The Aceh Museum stores many digitized ancient manuscripts from hundreds of years ago. The condition of those manuscripts has degraded into several degradation types such as uneven contrast, show through effects, background spots, and text fading, which cause decreasing readability. A binarisation method is used to decrease the degradation effect on ancient manuscripts. Our research team is currently working on developing application software that consists of five binarisation methods, namely Otsu, Niblack, Sauvola, Lu, and Su for ancient manuscript restoration for the Aceh Museum staff to improve documents’ readability.

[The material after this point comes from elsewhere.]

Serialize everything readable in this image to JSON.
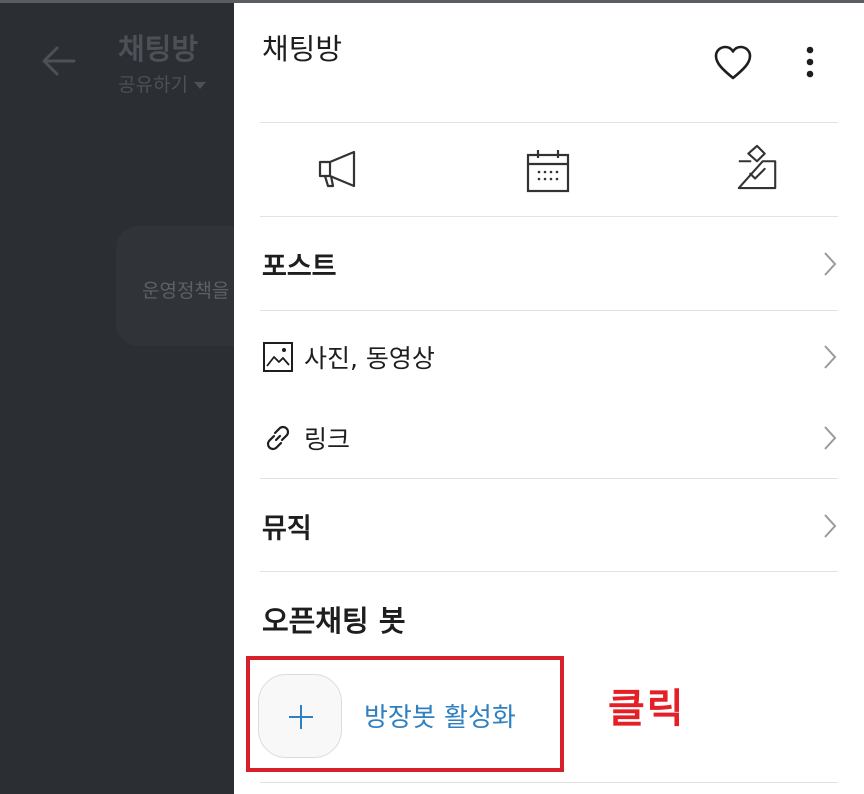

In practice, a user still finds it difficult to choose the best method because there is no method that works best on every ancient manuscript for different types of degradation. This paper intends to determine a binarisation method that suits most manuscript conditions. The method used in this research includes the identification and classification of degradation types from 200 ancient Aceh digital manuscripts, followed by cropping the manuscripts to the size of 256 x 256 pixels. As many as five cropped areas from each degradation type are selected as research samples. These samples are binarisated using the methods. The last step is finding the most suitable binarisation method for each degradation type and classifying which methods are considered to have good readability, and that achieves at least 80% recall and precision values. From our experiments, we found that the Su binarisation methods demonstrate the best performance overall for every degradation type. Otsu, Lu, and Su are suited for uneven background; Sauvola, Lu, and Su are suited for showthrough effects; Otsu, Sauvola, and Su are suited for background spots; and Otsu and Su are suited for both text and background blurring and ‘fox’.